Credit Agreement & Terms and Conditions of Sale

Last Updated: January 2026

This Credit Agreement and Terms & Conditions ("Agreement") is entered into by and between Anthem Coffee Imports ("Anthem") and the undersigned customer ("Customer") for the purpose of establishing and governing a commercial credit account and all purchases made from Anthem.

This Agreement applies to all sales of green coffee, services, and related products provided by Anthem to Customer, whether ordered by purchase order, email, online portal, or any other method.

1. Payment Terms

Payment is due according to the payment terms stated on the applicable invoice, order confirmation, or purchase order. If no payment terms are stated, payment is due upon receipt.

Payments are deemed received only when collected funds are deposited into Anthem's designated account.

2. Late Payment Penalty

Any invoice not paid by its stated due date shall be considered past due and in default under this Agreement.

A late payment charge will be assessed in an amount equal to the greater of:

  • (a) $50, or
  • (b) 3% per month of the outstanding invoiced balance,

calculated from the day following the due date until the balance is paid in full.

Additionally, any late payment automatically forfeits:

  • All reward points, credits, or promotional incentives, and
  • Any discount applied for connecting a bank account or paying via ACH, including the standard 3% ACH discount, which will be reversed and added back to the outstanding balance.

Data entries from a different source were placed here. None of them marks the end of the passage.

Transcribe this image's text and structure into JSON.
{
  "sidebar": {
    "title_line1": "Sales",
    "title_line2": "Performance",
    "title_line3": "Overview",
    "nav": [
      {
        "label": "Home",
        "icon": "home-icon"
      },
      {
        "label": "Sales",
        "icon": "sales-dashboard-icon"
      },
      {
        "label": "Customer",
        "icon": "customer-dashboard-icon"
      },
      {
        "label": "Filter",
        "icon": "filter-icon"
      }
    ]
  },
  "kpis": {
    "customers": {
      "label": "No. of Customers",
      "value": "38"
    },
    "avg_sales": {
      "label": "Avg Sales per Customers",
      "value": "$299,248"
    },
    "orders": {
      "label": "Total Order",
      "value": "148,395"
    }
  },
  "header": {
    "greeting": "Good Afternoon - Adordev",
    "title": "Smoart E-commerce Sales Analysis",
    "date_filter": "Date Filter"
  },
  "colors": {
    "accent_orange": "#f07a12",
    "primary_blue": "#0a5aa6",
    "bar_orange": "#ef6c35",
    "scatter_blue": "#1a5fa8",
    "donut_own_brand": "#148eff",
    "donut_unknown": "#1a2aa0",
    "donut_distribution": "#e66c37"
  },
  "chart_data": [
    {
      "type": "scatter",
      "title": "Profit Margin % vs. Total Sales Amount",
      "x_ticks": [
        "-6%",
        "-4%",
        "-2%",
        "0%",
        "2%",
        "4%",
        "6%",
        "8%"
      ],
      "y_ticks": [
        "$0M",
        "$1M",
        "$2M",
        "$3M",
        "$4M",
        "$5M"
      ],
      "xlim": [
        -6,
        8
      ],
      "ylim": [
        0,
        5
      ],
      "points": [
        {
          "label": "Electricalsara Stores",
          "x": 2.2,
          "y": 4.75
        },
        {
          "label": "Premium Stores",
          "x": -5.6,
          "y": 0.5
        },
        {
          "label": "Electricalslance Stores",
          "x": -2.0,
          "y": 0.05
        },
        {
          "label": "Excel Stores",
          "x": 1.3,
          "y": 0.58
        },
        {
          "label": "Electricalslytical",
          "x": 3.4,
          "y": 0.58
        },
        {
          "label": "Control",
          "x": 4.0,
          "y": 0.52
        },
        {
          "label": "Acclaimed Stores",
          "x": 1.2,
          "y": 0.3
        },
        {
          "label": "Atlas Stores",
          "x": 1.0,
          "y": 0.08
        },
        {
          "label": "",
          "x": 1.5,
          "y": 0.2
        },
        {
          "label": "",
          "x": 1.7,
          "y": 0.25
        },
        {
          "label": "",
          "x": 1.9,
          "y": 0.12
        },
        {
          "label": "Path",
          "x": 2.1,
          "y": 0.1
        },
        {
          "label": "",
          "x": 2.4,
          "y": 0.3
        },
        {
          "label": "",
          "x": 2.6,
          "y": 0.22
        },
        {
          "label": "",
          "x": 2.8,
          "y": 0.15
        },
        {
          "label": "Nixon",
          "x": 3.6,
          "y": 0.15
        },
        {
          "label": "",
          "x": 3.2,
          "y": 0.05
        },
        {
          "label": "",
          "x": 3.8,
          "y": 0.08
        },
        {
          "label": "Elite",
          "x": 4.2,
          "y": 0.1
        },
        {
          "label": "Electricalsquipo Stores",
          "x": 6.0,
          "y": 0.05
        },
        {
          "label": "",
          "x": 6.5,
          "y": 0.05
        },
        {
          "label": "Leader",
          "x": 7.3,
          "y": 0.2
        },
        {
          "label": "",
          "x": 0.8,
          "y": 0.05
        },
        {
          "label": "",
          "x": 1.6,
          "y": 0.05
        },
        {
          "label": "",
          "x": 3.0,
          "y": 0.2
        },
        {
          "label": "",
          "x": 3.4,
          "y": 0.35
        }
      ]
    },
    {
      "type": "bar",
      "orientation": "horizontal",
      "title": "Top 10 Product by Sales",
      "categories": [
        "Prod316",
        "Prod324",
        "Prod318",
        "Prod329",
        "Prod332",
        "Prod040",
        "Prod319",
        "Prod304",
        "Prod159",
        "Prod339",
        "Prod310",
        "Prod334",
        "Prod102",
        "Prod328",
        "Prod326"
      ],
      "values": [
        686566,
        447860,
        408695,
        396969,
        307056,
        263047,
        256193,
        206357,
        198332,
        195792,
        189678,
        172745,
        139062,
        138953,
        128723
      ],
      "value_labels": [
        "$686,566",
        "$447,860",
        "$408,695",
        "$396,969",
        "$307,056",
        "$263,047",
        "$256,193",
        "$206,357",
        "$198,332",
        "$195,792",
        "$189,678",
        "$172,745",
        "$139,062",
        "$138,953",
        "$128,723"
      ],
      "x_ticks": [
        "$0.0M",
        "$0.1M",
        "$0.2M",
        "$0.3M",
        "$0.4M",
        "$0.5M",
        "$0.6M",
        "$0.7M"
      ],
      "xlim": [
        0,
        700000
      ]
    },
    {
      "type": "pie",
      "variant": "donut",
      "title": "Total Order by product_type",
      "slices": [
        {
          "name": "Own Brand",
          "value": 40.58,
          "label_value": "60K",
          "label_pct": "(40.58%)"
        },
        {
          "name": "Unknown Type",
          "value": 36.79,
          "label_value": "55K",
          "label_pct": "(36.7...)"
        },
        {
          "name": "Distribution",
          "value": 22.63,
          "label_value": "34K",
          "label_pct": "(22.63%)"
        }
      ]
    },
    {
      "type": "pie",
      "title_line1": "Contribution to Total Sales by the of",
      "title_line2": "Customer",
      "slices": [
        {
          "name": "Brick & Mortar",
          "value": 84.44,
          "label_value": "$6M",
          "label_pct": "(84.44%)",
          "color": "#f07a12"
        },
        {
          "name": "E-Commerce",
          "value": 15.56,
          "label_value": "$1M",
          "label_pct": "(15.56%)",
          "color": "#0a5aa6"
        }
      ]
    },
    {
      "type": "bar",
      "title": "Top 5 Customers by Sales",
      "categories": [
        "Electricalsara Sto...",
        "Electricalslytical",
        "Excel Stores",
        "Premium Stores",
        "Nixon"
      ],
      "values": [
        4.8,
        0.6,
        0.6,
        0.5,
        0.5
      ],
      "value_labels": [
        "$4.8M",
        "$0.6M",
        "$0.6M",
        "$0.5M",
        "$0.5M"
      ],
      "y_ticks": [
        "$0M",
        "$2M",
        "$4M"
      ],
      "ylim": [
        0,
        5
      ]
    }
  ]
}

3. Returned Payment / NSF Fees

Any returned check, rejected ACH, or failed electronic payment will incur a $50 returned-payment fee, plus any bank charges incurred by Anthem.

4. Suspension of Shipments

Anthem may suspend shipments, withhold release of inventory, or refuse new orders if any invoice is past due or if Anthem determines, in its sole discretion, that Customer's creditworthiness has changed.

5. Collection Costs

Customer agrees to pay all reasonable attorneys' fees, court costs, and collection expenses incurred by Anthem in enforcing this Agreement.

6. Customer Representations

Customer represents that all information provided to Anthem is true and accurate, and that each person submitting orders is authorized to bind Customer.

7. Financial Statements

If Customer has entered into any forward contract, reservation, pre-booking, or other agreement under which Anthem is obligated to deliver green coffee to Customer at a future date, then upon Anthem's reasonable request and with ten (10) days' notice, Customer shall provide its most recent financial statements, including a balance sheet and income statement.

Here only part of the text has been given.